Bibaa Henry, left, and Nicole Smallman, right. Photo via Met Police

On Wednesday, Facebook removed Koetting’s Facebook and Instagram pages for violating its “dangerous individuals and organizations policies.” The Centre for the Radical Right (C4ARR) investigated the situation and pushed for Koetting to be removed from large platforms. 

“He has 87,000 YouTube subscribers and 128,000 on Facebook,” Professor Matthew Feldman, director of C4ARR, told the Belfast Telegraph. “If 0.1 percent of people take that seriously, as Danyal Hussein clearly did, and think this is what I have to do to become famous, that’s 200 potential murderers.” 

Do you have information about the Order of Nine Angles?
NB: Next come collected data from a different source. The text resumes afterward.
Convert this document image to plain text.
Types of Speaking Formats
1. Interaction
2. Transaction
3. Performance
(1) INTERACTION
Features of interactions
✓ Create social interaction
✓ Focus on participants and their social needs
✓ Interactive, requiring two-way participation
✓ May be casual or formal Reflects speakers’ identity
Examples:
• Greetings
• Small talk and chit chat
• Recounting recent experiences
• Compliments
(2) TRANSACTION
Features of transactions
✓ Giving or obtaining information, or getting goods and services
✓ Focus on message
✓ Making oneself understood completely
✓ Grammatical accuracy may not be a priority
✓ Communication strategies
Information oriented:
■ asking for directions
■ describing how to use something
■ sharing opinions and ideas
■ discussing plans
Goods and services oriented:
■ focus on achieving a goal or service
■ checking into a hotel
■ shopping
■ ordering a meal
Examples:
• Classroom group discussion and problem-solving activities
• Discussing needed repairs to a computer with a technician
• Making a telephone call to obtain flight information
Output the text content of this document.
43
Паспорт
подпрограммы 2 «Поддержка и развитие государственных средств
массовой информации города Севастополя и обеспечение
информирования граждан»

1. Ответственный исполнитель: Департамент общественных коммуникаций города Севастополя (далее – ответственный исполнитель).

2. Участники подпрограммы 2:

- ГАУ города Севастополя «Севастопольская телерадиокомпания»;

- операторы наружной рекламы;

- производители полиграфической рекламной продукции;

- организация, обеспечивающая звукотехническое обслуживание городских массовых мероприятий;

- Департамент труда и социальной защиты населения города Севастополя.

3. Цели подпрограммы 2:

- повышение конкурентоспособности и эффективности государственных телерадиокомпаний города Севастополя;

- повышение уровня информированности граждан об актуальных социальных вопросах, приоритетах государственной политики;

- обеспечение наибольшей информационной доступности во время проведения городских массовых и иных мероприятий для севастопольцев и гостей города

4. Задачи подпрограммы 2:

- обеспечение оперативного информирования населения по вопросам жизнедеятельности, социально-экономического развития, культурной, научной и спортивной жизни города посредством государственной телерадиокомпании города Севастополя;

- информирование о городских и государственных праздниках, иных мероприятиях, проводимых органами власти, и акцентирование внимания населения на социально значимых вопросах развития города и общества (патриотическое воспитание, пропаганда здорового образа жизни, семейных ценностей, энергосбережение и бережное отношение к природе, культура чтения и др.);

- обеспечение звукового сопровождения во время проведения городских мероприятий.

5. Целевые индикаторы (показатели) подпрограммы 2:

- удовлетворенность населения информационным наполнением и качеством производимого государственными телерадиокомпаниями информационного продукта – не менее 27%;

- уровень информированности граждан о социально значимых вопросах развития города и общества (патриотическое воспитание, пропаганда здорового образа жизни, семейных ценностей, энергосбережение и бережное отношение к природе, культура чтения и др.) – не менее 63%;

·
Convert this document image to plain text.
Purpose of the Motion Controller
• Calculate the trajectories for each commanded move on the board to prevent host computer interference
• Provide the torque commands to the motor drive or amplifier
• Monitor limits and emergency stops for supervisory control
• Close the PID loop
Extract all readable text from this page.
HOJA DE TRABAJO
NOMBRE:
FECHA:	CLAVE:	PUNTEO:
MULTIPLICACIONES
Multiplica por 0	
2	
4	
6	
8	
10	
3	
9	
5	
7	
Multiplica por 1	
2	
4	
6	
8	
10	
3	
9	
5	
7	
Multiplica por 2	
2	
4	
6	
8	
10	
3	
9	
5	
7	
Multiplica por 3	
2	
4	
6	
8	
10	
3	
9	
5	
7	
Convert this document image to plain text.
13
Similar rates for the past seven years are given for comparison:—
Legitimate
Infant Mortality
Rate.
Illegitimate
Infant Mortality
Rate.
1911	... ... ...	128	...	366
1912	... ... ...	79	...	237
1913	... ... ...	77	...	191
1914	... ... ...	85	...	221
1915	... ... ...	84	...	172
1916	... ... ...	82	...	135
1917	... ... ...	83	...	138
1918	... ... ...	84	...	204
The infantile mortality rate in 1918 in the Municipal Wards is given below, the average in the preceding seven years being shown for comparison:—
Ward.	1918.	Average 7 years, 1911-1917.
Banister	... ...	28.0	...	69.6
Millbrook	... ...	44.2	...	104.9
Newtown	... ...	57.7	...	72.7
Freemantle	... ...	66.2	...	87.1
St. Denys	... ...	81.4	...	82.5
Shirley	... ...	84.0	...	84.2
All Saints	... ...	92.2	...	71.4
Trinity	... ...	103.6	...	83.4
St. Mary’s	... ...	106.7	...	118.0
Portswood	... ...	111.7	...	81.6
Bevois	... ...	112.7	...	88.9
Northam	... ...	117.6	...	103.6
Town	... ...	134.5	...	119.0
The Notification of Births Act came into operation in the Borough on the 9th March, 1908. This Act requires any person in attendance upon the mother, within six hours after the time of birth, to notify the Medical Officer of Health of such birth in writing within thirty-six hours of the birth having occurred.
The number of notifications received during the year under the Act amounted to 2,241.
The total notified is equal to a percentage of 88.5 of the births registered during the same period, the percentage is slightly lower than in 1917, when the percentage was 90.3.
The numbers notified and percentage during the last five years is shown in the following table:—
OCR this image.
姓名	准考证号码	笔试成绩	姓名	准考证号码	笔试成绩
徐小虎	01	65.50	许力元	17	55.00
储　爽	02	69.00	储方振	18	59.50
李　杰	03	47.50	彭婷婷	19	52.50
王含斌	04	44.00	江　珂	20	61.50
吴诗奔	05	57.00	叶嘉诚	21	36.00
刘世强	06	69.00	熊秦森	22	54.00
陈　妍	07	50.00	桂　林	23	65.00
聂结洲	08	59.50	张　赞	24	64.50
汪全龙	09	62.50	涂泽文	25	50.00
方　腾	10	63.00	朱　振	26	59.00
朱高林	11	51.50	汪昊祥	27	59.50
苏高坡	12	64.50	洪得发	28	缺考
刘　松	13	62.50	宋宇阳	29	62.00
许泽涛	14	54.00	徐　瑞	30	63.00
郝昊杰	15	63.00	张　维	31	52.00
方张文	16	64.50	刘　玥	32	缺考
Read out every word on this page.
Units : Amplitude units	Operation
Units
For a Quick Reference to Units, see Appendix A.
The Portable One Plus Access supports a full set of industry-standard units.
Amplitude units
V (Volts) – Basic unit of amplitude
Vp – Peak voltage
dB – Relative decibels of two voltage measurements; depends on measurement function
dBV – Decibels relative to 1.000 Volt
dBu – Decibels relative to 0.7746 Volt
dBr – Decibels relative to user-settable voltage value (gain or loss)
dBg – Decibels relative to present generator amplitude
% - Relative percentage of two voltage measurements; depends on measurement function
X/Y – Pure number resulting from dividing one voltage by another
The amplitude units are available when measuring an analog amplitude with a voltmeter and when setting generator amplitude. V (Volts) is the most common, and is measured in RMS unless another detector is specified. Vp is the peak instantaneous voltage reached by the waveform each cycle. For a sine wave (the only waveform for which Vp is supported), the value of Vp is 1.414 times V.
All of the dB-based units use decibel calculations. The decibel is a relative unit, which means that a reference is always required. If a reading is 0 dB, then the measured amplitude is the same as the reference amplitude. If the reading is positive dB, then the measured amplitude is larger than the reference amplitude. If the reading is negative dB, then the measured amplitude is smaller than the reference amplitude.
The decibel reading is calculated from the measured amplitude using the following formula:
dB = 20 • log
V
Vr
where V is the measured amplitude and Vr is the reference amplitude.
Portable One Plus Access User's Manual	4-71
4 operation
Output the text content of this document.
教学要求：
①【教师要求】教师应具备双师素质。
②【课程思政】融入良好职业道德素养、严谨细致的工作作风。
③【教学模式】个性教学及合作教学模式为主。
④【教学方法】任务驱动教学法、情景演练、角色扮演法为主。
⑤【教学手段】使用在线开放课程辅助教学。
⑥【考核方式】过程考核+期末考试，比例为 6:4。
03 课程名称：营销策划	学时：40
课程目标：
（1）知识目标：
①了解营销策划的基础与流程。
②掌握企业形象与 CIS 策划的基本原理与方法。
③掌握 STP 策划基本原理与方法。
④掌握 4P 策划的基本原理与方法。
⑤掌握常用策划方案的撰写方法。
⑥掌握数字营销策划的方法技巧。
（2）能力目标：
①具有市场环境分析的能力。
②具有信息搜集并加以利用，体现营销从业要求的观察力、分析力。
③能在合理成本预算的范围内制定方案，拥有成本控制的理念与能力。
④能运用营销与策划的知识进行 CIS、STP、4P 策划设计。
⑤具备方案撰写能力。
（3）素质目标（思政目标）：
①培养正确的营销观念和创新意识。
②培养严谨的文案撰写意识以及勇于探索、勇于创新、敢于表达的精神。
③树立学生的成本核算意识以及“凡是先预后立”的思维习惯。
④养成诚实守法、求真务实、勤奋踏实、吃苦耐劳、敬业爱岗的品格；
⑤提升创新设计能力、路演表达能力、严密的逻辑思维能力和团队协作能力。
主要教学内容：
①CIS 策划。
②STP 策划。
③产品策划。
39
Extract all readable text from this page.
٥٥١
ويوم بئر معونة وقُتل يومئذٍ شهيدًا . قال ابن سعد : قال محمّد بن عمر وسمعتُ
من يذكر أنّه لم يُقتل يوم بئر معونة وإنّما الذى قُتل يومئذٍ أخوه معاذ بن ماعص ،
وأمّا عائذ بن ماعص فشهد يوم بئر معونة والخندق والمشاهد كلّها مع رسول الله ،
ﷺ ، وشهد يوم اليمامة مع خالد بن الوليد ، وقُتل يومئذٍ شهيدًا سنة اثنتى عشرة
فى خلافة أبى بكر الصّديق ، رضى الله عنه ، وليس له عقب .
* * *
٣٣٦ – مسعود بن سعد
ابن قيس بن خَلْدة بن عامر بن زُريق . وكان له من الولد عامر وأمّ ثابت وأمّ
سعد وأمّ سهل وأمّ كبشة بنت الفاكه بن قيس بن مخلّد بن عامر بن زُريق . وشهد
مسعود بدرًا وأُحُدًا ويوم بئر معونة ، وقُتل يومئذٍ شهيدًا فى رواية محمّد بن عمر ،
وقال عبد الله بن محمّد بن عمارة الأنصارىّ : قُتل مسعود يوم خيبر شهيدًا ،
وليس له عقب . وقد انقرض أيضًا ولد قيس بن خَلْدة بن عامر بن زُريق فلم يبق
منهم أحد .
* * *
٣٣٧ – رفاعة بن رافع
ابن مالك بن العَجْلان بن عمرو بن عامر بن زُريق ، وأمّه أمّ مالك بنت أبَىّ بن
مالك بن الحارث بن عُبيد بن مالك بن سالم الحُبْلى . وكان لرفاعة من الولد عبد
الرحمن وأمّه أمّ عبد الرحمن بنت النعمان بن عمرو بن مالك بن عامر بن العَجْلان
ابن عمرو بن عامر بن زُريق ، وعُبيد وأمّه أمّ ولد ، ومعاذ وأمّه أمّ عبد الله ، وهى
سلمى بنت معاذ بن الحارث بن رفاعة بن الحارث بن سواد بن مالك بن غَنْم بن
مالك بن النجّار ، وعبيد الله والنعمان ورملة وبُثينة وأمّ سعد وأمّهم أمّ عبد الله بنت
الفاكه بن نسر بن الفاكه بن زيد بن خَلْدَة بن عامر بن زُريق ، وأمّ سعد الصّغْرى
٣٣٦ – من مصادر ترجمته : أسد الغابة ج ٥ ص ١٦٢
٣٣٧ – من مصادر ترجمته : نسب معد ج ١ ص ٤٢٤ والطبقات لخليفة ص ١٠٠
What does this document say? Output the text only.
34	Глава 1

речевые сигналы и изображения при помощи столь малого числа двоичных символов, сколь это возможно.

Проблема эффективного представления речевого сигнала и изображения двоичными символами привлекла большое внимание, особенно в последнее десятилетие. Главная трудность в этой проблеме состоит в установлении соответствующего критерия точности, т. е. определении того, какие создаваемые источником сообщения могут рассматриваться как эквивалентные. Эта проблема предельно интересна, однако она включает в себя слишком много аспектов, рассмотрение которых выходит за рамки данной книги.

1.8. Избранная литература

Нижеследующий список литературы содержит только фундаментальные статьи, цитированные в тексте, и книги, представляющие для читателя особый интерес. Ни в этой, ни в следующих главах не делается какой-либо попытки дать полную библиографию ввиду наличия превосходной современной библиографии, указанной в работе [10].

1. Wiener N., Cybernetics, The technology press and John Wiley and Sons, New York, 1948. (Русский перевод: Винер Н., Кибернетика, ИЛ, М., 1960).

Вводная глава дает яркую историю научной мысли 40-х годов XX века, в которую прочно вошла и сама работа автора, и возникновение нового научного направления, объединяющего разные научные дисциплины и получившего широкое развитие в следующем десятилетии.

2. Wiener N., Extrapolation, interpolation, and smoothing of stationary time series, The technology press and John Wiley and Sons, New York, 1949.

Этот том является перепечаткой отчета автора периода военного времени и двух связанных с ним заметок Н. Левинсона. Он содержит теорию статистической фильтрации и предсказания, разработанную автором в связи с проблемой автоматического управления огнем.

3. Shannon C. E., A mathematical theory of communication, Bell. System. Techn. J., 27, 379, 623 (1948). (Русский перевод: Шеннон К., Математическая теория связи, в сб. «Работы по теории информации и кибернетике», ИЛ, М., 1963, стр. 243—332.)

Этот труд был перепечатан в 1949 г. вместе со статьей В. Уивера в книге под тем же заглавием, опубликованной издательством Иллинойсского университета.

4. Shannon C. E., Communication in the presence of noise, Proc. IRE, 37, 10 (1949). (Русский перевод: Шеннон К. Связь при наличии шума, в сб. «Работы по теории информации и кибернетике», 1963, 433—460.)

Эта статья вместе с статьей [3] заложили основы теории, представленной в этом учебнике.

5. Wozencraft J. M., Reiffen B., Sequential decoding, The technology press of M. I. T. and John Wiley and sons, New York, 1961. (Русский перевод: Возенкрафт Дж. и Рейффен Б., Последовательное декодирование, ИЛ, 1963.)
We’d love to hear from you. You can contact Mack Lamoureux securely on Wire at @mlamoureux, or by email at mack.lamoureux@vice.com.

Koetting has also written about his affiliation with a U.S. sect of the infamous satanist network Order of Nine Angles (O9A). O9A’s literature was popular among members of neo-Nazi terror groups Atomwaffen, Sonnenkrieg Division, National Action, and the Base. Several men who have been involved with the O9A and these neo-Nazi groups, many of them young, have been jailed for a variety of terrorism or sex crimes. In Canada, a man who was charged with killing two men in what’s thought to be a random attack had online connections to the O9A groups and had posted videos of himself chanting some of the group’s incantations.

The BBC reported that one text Koetting wrote for O9A which talked about how to ritualistically kill with a knife, never kill someone you know, and advocated terrorist methods. 

Koetting, whose real name is Matthew Lawrence, lives in Utah. His work is still easily available on many other platforms but YouTube said it’s reviewing his channel, which has over 85,000 followers.